The US Senate Judiciary Committee’s bill on “patent reform” will not address the main patent problems of software developers.

The bill takes aim at a problem experienced by a small number of large companies, namely, the problem of patent trolls litigating in the hope of a pay-out at the end of a long legal process. Ironically, many of the large companies that will benefit from this bill are the cause of the real patent problems for software developers.

To write useful software, compatibility with existing data formats is essential. Examples are the “FAT” file system and the MPEG h.264 video format. The former is patented by Microsoft, and the latter is the subject of over 1,000 patent claims, mostly from large companies. Compatibility problems are not caused by trolls or excessive damages, it’s about powerful companies using patents to block everyone else or imposing “software distribution tax”.

Most software developers – SMEs and individuals – don’t have the resources to even begin the legal process, let alone the months or years necessary pursue it to the end. Regardless of the outcome, the possibilty of having to go to court is in itself an injustice for an activity such as software development, which is no more industrial than writing an article or a song.

Everyone who makes a web page or an app for their handheld computer is a software developer.
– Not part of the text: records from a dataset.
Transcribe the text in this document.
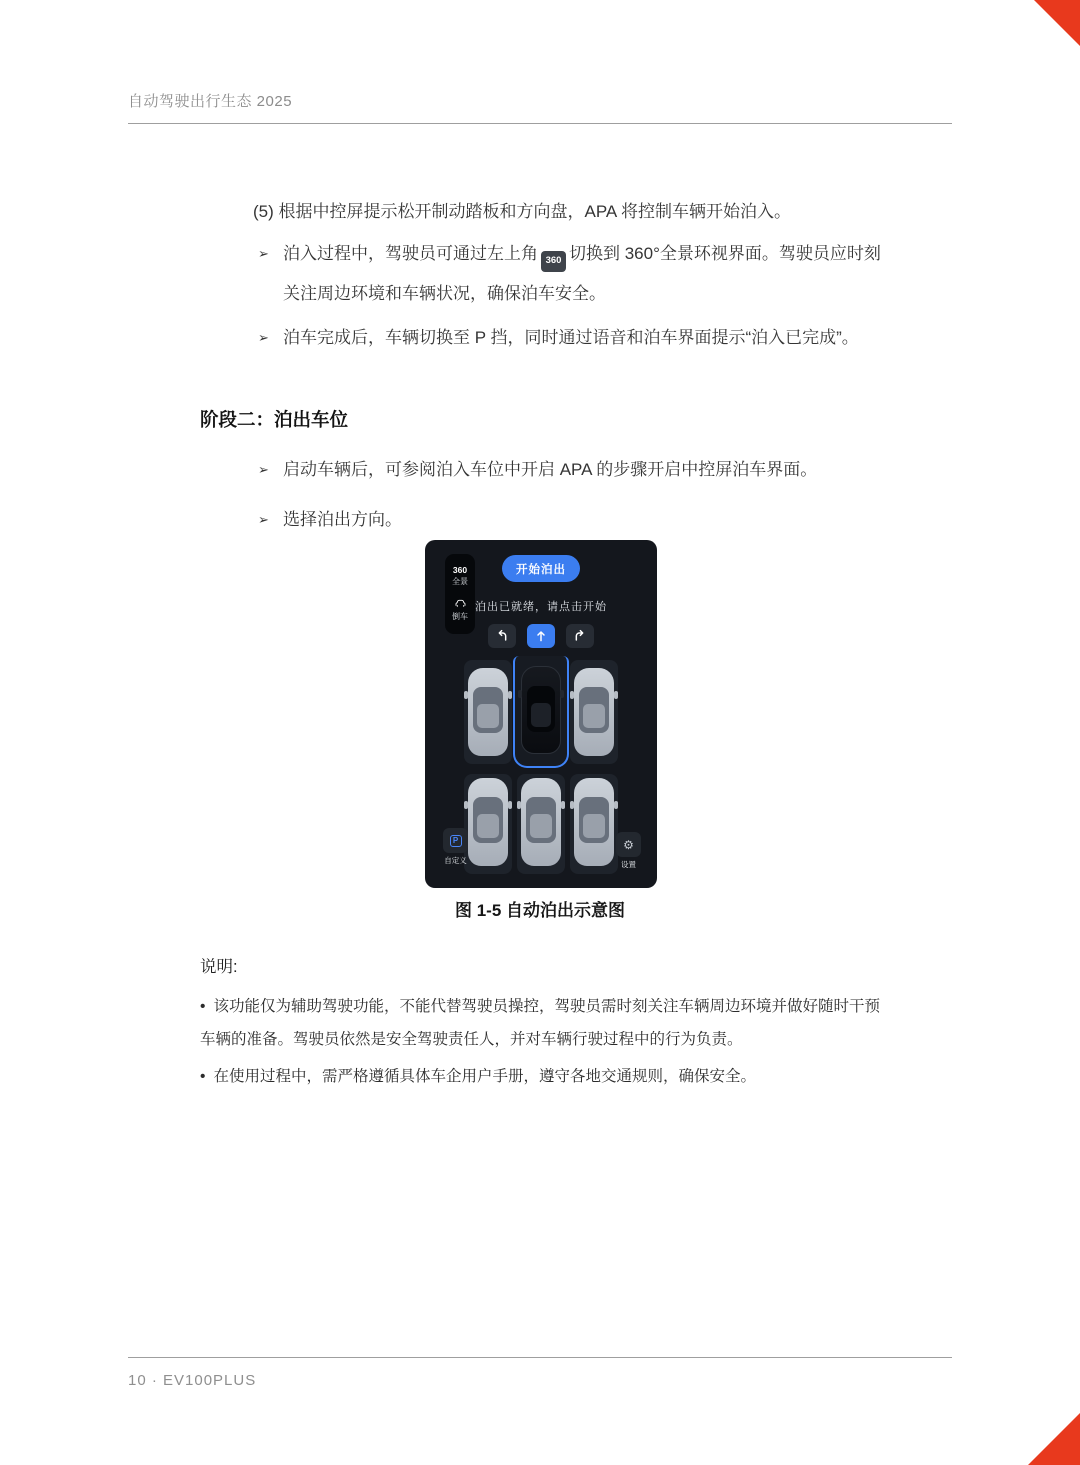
自动驾驶出行生态 2025
(5) 根据中控屏提示松开制动踏板和方向盘，APA 将控制车辆开始泊入。
➢ 泊入过程中，驾驶员可通过左上角 360 切换到 360°全景环视界面。驾驶员应时刻关注周边环境和车辆状况，确保泊车安全。
➢ 泊车完成后，车辆切换至 P 挡，同时通过语音和泊车界面提示“泊入已完成”。
阶段二：泊出车位
➢ 启动车辆后，可参阅泊入车位中开启 APA 的步骤开启中控屏泊车界面。
➢ 选择泊出方向。
360
全景
倒车
开始泊出
泊出已就绪，请点击开始
P
自定义
⚙
设置
图 1-5 自动泊出示意图
说明:
• 该功能仅为辅助驾驶功能，不能代替驾驶员操控，驾驶员需时刻关注车辆周边环境并做好随时干预车辆的准备。驾驶员依然是安全驾驶责任人，并对车辆行驶过程中的行为负责。
• 在使用过程中，需严格遵循具体车企用户手册，遵守各地交通规则，确保安全。
10 · EV100PLUS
This shouldn’t be exclusively for an elite.

Further, the demands of patent holders can be incompatible with the development or distribution model of software. The amount of damages has no effect on this. An example is developers who distribute their software at no cost, possibly earning money through a related product or service, or possibly as a public service (e.g. schools). This zero-cost distribution doesn’t happen in other domains where the raw materials require a per-unit production cost, such as pharmaceuticals or automobiles. This is one of the reasons why patents are not suited to software.

What software developers need is freedom to operate. Freedom to be compatible with the file formats that are widely used, freedom to add the features that are useful and expected by users. Fewer barriers to software development. Then we will see fewer monopolies and more software doing what users want.

The reform we need is legislation clarifying to the courts that software is not patentable.